てんかんで障害共済年金2級が決定、約160万円を受給したケース

相談者:男性(50代)現在休職中

傷病名:てんかん

決定した年金の種類と等級:障害共済年金2級

年金額:約160万円

〇相談時の状況

ご自分で申請したものの不支給決定となってしまいお困りになってご相談のお電話をいただきました。

症状が重く休職中であることから、今後の生活等を考え障害年金を受給したいというお気持ちが強く、専門家に依頼してやり直したいということでした。

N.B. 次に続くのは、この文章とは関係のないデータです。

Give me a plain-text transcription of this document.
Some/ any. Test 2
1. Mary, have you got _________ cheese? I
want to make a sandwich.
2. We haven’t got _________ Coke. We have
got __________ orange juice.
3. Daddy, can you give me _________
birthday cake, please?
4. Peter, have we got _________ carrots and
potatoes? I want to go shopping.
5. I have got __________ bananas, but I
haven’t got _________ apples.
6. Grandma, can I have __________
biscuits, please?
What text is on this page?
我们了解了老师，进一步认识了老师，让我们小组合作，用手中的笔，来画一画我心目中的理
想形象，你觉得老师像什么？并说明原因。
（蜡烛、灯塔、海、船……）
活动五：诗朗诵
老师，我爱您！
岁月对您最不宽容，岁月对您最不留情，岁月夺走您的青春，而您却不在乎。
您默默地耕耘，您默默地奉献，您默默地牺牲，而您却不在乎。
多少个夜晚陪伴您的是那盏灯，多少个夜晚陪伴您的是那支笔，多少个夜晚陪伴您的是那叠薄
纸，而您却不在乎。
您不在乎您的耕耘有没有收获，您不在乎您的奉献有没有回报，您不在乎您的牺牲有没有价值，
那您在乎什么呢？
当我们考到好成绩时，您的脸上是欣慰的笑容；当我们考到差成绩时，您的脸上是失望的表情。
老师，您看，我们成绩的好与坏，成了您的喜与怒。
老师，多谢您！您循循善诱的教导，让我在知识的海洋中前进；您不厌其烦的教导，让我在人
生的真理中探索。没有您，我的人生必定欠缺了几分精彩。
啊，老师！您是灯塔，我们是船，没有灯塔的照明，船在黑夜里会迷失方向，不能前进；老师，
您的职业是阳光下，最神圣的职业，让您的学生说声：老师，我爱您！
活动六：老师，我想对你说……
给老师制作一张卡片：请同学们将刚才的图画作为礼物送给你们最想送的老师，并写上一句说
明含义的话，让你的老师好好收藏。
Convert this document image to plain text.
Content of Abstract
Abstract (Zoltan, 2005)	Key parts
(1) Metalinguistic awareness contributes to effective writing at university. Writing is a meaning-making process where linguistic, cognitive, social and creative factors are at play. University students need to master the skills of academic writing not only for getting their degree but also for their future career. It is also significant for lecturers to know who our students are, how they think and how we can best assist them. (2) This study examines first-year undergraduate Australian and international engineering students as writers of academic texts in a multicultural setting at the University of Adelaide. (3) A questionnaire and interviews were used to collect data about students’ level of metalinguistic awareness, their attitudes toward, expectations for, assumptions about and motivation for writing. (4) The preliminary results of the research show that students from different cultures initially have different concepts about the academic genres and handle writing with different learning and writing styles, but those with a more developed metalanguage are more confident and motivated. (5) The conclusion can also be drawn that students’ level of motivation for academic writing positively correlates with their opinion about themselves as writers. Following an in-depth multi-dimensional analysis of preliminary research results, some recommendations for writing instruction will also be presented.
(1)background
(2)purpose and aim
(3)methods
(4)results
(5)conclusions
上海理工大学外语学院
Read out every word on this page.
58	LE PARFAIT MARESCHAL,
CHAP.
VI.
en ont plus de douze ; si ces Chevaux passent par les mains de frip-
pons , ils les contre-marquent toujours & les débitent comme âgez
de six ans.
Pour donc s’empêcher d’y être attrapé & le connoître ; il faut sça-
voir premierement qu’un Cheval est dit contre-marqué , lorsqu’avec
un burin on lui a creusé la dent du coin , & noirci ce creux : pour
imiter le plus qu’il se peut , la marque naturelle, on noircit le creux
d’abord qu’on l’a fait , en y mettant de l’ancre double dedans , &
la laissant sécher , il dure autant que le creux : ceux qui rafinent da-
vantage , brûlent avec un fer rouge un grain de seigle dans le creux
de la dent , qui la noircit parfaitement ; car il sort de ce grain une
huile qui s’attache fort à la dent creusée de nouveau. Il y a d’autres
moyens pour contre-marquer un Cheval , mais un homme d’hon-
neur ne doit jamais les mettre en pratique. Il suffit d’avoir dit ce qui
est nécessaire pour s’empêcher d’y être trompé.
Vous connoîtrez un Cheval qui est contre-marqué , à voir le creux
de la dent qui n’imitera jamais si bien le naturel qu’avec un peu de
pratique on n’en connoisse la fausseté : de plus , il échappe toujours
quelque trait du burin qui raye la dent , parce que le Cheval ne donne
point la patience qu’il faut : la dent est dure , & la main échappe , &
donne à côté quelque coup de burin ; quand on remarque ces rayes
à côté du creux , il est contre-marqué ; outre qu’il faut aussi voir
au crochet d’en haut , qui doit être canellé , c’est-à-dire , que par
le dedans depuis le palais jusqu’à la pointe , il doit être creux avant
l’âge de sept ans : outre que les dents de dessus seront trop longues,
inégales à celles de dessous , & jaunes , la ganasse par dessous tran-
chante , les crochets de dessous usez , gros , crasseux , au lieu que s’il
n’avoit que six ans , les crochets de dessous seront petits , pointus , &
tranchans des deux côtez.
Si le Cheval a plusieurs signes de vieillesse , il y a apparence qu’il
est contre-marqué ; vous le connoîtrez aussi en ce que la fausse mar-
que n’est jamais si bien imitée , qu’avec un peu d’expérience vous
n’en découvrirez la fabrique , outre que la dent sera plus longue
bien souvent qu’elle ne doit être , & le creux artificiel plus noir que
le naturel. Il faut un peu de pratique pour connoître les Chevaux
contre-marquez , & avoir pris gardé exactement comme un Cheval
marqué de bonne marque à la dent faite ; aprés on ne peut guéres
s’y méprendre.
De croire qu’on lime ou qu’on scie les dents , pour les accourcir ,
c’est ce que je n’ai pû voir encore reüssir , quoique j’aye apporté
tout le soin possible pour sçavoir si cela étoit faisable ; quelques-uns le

現在の症状をお伺いしたところ、症状等から障害年金を受給出来る可能性がある状態だと思いましたが、何故不支給となってしまったのか不思議でした。

〇相談から請求までのサポート

面談の際に申請書類一式を拝見したところ、病歴就労状況等申立書に「20歳前に一度だけ発作があった」との記載がありました。

不支給決定の理由は、「初診日が20歳前なので障害共済年金ではなく障害基礎年金で請求してください」との内容でした。

障害年金は、初診日に加入していた年金制度によって申請する年金の種類が変わります。

20歳前に初診日がある場合は、障害基礎年金を申請することになるのです。

しかし、20歳前に一度だけ発作があったもののその後は発作を起こすことなく、20年以上普通に生活を送れていましたので、「社会的治癒」を申し立てて再度障害共済年金で申請することにしました。

社会的治癒とは、医学的に治癒したとは言えなくても、「前の病気」と「後の病気」として別々に取扱うことを言います。

この時、前の病気と後の病気は医学的に同じ傷病または相当因果関係がある傷病になります。

医師が同じ病気と判断したとしても、障害年金上ではそう取り扱わないのが社会的治癒ということになるのです。

別の傷病として取り扱うことで、初診日が変わりますので請求する年金の種類の変わり、受けられる年金の種類も変わるということです。

そのため、障害年金請求においてはとても重要な考え方になります。

診断書の記載にあたっては、主治医に社会的治癒の考え方や重要性を説明し、何度かの訂正依頼の上、実態に沿った診断書を作成していただくことができました。

病歴就労状況等申立書にも、ご本人から細かくヒアリングし社会的治癒であることを具体的にしっかりと記載しました。

〇結果

無事に障害共済年金2級が決定しました。

今後退職となる可能性もあったため、生活の基盤となる障害年金の決定はご本人はもちろんご家族も安心したようで、サポートさせていただいた私も本当に良かったと安心しました。